– Что вы тут делаете? – спросил он.
Я разозлился, когда понял, как был обманут той искусно придуманной историей, которую он мне поведал.
– Любуюсь вашей сукновальной глиной, – ответил я. – Думается, я мог бы дать вам лучший совет, если бы знал истинное назначение этого пресса.
Едва я произнес эти слова, как тут же пожалел о своей несдержанности. Лицо его окаменело, в серых глазах вспыхнул зловещий огонек.
– Ну что ж, – прошипел он, – сейчас вы узнаете все подробности.
Он сделал шаг назад, захлопнул дверцу и повернул ключ в замке. Я бросился к двери, стал дергать за ручку, колотить, но дверь оказалась весьма надежной и никак не поддавалась.
– Эй, полковник, – закричал я, – выпустите меня!
И вдруг в тишине раздался звук, от которого душа у меня ушла в пятки.
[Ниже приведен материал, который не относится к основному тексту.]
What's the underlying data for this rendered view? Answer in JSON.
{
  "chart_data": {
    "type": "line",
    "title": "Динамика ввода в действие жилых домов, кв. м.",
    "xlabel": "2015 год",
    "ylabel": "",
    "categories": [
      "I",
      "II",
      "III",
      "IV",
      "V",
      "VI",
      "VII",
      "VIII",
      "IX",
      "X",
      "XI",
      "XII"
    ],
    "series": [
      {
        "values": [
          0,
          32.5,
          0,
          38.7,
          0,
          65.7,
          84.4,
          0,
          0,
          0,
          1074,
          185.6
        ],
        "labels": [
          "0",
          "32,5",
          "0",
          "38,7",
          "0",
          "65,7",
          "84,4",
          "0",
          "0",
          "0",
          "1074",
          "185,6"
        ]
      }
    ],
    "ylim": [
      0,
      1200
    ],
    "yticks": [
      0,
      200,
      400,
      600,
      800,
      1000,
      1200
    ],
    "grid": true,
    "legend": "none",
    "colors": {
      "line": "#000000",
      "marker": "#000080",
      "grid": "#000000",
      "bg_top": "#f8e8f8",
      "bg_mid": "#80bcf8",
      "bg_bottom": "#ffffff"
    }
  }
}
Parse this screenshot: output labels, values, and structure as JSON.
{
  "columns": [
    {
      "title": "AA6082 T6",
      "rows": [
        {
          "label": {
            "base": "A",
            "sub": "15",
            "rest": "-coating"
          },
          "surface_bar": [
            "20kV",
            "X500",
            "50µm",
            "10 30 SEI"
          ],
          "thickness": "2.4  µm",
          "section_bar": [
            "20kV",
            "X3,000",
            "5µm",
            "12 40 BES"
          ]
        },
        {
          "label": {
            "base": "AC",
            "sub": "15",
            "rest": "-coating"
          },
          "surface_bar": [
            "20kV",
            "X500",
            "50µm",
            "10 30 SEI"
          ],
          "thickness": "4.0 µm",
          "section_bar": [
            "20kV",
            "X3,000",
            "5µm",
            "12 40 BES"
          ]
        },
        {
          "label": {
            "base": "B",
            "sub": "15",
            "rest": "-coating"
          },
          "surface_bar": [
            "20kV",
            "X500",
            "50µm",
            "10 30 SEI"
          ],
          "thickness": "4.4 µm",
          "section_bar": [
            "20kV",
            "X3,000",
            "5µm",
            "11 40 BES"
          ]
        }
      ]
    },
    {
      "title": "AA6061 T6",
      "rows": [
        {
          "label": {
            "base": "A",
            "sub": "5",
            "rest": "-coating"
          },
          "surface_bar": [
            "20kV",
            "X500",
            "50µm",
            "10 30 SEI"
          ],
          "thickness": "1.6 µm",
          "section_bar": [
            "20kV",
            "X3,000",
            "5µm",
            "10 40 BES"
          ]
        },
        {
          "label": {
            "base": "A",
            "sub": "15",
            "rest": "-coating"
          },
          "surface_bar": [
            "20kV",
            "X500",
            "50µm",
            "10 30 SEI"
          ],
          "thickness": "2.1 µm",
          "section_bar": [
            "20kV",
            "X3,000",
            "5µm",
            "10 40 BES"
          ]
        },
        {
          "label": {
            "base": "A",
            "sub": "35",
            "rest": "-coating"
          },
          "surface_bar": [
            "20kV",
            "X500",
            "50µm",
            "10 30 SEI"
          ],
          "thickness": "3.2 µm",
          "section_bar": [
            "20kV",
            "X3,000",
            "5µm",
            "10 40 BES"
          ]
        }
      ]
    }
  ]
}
Это был лязг рычагов и шум воды. Он включил пресс. Лампа стояла на полу, где я ее поставил, когда рассматривал накипь, и при свете ее я увидел, что черный потолок начал надвигаться на меня, медленно, толчками, но с такой силой, что через минуту – и я понимал это лучше, чем кто-либо другой, – от меня останется мокрое место. Я снова с криком бросился к двери, ногтями пытался сорвать замок. Я умолял полковника выпустить меня, но беспощадный лязг рычагов заглушал мои крики. Потолок уже находился на расстоянии одного-двух футов от меня, и, подняв руку, я мог дотронуться до его твердой и неровной поверхности. И в тот же момент в голове у меня сверкнула мысль о том, что смерть моя может оказаться менее болезненной в зависимости от положения, в каком я ее приму. Если лечь на живот, то вся тяжесть придется на позвоночник, и я содрогнулся, представив себе, как он захрустит. Лучше, конечно, лечь на спину, но достанет ли у меня духу смотреть, как неумолимо надвигается черная тень? Я уже не мог стоять в полный рост, но тут я увидел нечто такое, от чего в душе моей затрепетала надежда.
Я уже сказал, что пол и потолок были железными, а стены камеры обшиты деревянной панелью. И вот в ту минуту, когда я в последний раз лихорадочно озирался вокруг, я заметил тонкую щель желтого света между двумя досками, которая ширилась и ширилась по мере того, как потолок опускался. На мгновение я даже не поверил, что это выход, который может спасти меня от смерти. В следующую секунду я бросился вперед и в полуобморочном состоянии свалился с другой стороны. Отверстие закрылось, а хруст лампы, а затем и стук металлических плит поведали о том, что я был на волосок от гибели.
Я пришел в себя от того, что кто-то отчаянно дергал меня за руку, и увидел, что лежу на каменном полу в узком коридоре, надо мной склонилась женщина, одной рукой она тянет меня, в другой – держит свечу. Это была та самая моя благожелательница, чьим предупреждением я по глупости пренебрег.
– Идемте! Идемте! – задыхаясь, вскричала она. – Они сейчас будут здесь. Они увидят, что вас там нет. О, не теряйте драгоценного времени, идемте!
На этот раз я внял ее совету. Кое-как поднявшись на ноги, я вместе с ней бросился по коридору, а потом вниз по винтовой лестнице. Лестница привела нас в более широкий коридор, и тут же мы услышали топот и крики: кто-то находящийся на том этаже, с которого мы только что спустились, отвечал на возгласы снизу. Моя провожатая остановилась и огляделась вокруг, не зная, что предпринять. Затем она распахнула дверь в спальню, где в окно полным светом светила луна.
– Это единственная возможность, – сказала она. – Окно высоко, но, может, вам удастся спрыгнуть.
В это время в дальнем конце коридора появился свет, и я увидел полковника Лизандера Старка: он бежал, держа в одной руке фонарь, а в другой что-то похожее на нож мясника. Я бросился в комнату к окну, распахнул его и выглянул. Каким тихим, приветливым и спокойным казался сад, залитый лунным светом; окно было не более тридцати футов над землей. Я взобрался на подоконник, но медлил: мне хотелось узнать, что станется с моей спасительницей. Я решил, несмотря ни на что, прийти на помощь, если ей придется плохо. Едва я подумал об этом, как этот негодяй ворвался в комнату и бросился ко мне. Она обхватила его обеими руками и пыталась удержать.